Effet dévolutif et portée de la cassation, la deuxième chambre civile siffle les arrêts de jeu

On sait depuis longtemps que le foot n’est plus tout à fait un jeu. Le club de football FC Lorient conclut avec la société Macron un contrat d’équipementier officiel et lui concède une licence exclusive de son logo sur certains articles. La société assigne le club de football pour non-respect de ses obligations et violation de l’exclusivité dont elle était titulaire devant le tribunal de grande instance de Lorient qui la déboute de ses demandes. Le jugement est partiellement réformé par la cour d’appel de Rennes le 7 novembre 2017. Selon arrêt du 7 mai 2019, la chambre commerciale de la Cour de cassation casse et annule l’arrêt « mais seulement en ce qu’il condamne la société Football club Lorient Bretagne Sud à payer à la société Macron les sommes de 200 000 € à titre de clause pénale et de 21 000 € à titre de dommages-intérêts, statue sur l’article 700 du code de procédure civile ainsi que sur les dépens, l’arrêt rendu le 7 novembre 2017, entre les parties, par la cour d’appel de Rennes ». Partie perdante en première instance, la société Macron saisit donc la cour de Rennes, autrement composée, désignée comme cour de renvoi. Par arrêt du 25 février 2020, la cour d’appel juge qu’elle n’est pas saisie en l’absence d’effet dévolutif d’une déclaration de saisine qui ne contient aucune critique des chefs de jugement.
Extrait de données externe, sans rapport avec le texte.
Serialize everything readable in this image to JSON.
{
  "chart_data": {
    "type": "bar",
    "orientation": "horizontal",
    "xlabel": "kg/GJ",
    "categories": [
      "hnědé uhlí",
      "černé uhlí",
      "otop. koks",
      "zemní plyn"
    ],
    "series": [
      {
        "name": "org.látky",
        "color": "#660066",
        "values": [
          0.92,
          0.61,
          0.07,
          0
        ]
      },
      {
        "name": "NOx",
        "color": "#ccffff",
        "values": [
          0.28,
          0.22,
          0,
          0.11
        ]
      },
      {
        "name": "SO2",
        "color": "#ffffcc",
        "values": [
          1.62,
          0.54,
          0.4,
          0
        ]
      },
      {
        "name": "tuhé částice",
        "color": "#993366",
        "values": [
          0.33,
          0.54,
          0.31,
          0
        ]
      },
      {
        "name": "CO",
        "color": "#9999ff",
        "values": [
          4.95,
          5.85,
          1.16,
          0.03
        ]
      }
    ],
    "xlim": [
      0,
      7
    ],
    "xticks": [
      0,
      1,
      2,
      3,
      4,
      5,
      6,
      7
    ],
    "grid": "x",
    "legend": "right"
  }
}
La société Macron forme un pourvoi et c’est cette fois la deuxième chambre civile qui, par arrêt du 29 septembre 2022, casse et annule en toutes ses dispositions l’arrêt. Une nouvelle fois, les parties sont renvoyées devant la cour d’appel de Rennes autrement composée. La solution apportée par la Cour de cassation est la suivante :

« Vu les articles 624, 625, 901 et 1033 du code de procédure civile :
8. La portée de la cassation étant, selon les deux premiers de ces textes, déterminée par le dispositif de l’arrêt qui la prononce, l’obligation prévue au dernier de ceux-ci, de faire figurer dans la déclaration de saisine de la juridiction de renvoi après cassation, qui n’est pas une déclaration d’appel, les chefs de dispositif critiqués de la décision entreprise tels que mentionnés dans l’acte d’appel, ne peut avoir pour effet de limiter l’étendue de la saisine de la cour d’appel de renvoi.
9. Pour dire que la cour d’appel n’était pas saisie en l’absence d’effet dévolutif, l’arrêt énonce que l’obligation prévue par l’article 901, 4° du code de procédure civile, de mentionner, dans la déclaration d’appel, les chefs de jugement critiqués, dépourvue d’ambiguïté, encadre les conditions d’exercice du droit d’appel dans le but légitime de garantir la bonne administration de la justice en assurant la sécurité juridique et l’efficacité de la procédure d’appel.
10. Il ajoute que la déclaration de saisine de la cour de renvoi du 4 juillet 2019 ne contient aucune critique des chefs du jugement, aucune déclaration d’appel rectificative n’ayant été régularisée dans le délai imparti pour conclure au fond, de sorte que la cour n’est saisie d’aucune demande.
11. En statuant ainsi, alors qu’elle était saisie du litige lui étant dévolu par la déclaration d’appel et le dispositif de l’arrêt de cassation, la cour d’appel a violé les textes susvisés ».

Reprise de volée

Si la pédagogie est l’art de la répétition, on reconnaîtra cette vertu à la deuxième chambre civile qui, à coup de pied d’arrêts, publiés, rappelle inlassablement la distinction entre déclaration d’appel et déclaration de saisine comme les effets de la dévolution de l’appel et de la cassation. Ce nouvel arrêt a le mérite de condenser les deux, deux choses admises, que l’on croyait admises avant ce derby breton.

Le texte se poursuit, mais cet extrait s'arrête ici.